50 years. Half a century. A lifetime. And a life cut short. It was 50 years ago yesterday that the Rev. Dr. Martin Luther King Jr. stepped out onto the balcony of the Lorraine Motel in Memphis, Tenn. A single shot rang out. King was mortally wounded. The nation’s pre-eminent civil rights leader, the man who espoused a non-violent means to an end, was gone in an instant.

Five decades later, the nation continues to grapple with many of the issues King raised.

First and foremost, it should be noted that Dr. King was felled by a bullet. Yes, gun violence. That hasn’t exactly gone away, has it?

Half a century later, the question must be asked.

Where does King’s “Dream” stand? Are we still on course to reach the “Promised Land?”

Without question, the country made great strides in the wake of the assassinat­ions of both President John F. Kennedy and Dr. King. President Lyndon Johnson, through sheer will and political expertise, pushed the Civil Rights Act deftly through Congress.

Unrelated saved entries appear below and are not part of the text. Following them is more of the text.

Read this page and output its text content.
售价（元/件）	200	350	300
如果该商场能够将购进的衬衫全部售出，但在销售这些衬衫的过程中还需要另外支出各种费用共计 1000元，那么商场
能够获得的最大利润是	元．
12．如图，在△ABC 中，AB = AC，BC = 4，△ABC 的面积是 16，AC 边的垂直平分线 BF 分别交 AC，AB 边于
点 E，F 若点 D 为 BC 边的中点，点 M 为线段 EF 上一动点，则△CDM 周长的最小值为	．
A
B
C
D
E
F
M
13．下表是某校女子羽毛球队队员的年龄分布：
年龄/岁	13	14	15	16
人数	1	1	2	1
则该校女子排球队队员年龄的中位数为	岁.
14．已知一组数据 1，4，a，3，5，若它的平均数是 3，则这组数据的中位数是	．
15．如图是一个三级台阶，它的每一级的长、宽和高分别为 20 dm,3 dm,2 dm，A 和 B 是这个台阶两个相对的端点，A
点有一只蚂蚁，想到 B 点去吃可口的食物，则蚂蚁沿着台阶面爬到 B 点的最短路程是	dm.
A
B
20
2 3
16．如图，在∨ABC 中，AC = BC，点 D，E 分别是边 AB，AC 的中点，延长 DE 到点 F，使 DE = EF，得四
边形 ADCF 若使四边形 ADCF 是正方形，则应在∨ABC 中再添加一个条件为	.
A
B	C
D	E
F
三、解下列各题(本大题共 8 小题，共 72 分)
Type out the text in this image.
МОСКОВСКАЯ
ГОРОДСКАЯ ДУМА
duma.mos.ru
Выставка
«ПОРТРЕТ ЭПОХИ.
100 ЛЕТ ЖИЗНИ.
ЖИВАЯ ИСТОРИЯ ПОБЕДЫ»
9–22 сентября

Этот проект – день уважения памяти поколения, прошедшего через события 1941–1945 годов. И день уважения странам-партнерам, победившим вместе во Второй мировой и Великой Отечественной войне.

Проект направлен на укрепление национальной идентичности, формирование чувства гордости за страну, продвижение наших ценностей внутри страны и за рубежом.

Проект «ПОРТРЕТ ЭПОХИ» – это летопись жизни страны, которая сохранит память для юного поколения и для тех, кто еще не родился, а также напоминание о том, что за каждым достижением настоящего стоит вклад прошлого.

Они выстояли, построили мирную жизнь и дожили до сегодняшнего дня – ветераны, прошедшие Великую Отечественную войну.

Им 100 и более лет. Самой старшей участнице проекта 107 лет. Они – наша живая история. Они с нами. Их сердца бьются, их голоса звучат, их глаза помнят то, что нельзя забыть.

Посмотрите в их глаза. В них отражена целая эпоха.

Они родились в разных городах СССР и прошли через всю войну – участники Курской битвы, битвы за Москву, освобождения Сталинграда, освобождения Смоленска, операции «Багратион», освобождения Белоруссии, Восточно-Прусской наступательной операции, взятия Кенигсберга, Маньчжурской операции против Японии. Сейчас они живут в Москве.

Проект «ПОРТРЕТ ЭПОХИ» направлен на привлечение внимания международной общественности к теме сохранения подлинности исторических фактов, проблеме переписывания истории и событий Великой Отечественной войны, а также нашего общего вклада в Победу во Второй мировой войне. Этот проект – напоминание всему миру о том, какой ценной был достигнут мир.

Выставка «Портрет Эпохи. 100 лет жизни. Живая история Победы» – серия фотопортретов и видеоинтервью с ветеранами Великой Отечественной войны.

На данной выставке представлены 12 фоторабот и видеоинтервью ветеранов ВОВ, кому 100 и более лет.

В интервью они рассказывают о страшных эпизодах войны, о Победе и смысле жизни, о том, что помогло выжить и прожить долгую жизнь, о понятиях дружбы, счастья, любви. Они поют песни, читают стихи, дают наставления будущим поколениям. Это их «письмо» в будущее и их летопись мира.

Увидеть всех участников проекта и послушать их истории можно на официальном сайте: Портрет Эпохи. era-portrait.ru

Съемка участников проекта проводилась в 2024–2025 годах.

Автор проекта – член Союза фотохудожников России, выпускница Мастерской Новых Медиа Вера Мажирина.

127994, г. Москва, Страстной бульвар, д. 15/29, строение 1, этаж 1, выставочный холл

Dr. King was there when Johnson signed the measure into law in 1964.

But King continued to see – and confront – injustice in much of America. In the next four years, he used the power of non-violence to bring public pressure to bear. He marched in Selma. He stood firm with those taking part in the bus boycott in Montgomery. He was jailed in Birmingham. And he went to Memphis to stand beside sanitation workers seeking a decent wage and working conditions.

It is ironic that a man who stood for non-violence was felled by an assassin’s rifle.

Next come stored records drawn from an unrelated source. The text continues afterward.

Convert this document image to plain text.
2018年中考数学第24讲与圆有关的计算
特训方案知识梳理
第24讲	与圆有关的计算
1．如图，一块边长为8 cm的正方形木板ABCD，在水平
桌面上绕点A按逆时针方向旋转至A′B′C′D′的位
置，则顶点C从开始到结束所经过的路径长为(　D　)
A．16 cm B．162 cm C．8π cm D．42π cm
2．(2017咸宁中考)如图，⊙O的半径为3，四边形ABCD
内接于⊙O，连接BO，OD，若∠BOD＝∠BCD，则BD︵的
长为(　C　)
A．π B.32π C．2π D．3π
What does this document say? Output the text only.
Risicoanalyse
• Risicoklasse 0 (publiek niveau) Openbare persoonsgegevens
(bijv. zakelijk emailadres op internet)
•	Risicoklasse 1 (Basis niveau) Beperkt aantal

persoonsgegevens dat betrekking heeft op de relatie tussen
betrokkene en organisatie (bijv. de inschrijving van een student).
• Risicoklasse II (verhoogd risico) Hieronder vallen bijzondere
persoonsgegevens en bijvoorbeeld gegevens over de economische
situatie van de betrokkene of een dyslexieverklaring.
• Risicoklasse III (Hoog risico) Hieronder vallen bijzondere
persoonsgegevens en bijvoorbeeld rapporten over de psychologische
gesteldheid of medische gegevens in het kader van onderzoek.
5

What is even more ironic is that 50 years later, America continues to wrestle with the same demons that tormented King. The nation continues to struggle with race, violence and economic justice.

More troubling is the clear signs that in some areas the country seems to be regressing. We have witnessed white supremacis­ts march in Charlottes­ville, Va. We have seen an uptick in confrontat­ions between police and black Americans, too often with deadly results. We see brazen attempts to restrict voting rights too often dressed up as voter reform. Schools in impoverish­ed areas continue to struggle, in part because of funding equations that stack the deck against them for no other reason than their zip code.

It was nearly a decade ago that some believed they were witnessing a crucial piece of the “Dream” come true. The nation went to the polls and elected a black man president of the United States.

But Barack Obama’s ascension to the highest office in the land did not quell the racial tension that continued to fester just under the surface of the nation’s consciousn­ess. In some ways it caused a backlash, a steep continuati­on of a bitter partisan political climate that now reached new levels of rancor.

Eight years later, this racial and partisan divide sparked a bitter backlash, a familiar mantra to “drain the swamp” in Washington.

To do this, voters – at least those accounting for the Electoral College – sent a billionair­e real estate mogul turned reality TV host to the White House.

Donald Trump preached a message of change, an outsider who was willing to change the rules in Washington. But instead of uniting the country, he divided it. He pushed a message of fear of those who don’t look, speak or act like we do.

He castigated immigrants – in a nation of immigrants – as the reason for our decline. He boosted business, not the working man. He lined his Cabinet and key appointmen­ts with his friends and those who would agree with him. His words and inflammato­ry rhetoric emboldened whites and played to their fears that they were losing their grip on a changing society. Hate speech, torch-bearing marchers and unrest ensued.

King envisioned a world where his children would not be judged on the color of their skin, but on the content of their character.

He hinted at his own demise, but vowed he did not fear any man. He told the faithful that God had allowed him to go up the mountainto­p, that he had peered across to the other side, and he had seen the Promised Land. He vowed that even if he did not get there with you, we as a people will get to the Promised Land.

Fifty years later, some would argue we are still waiting.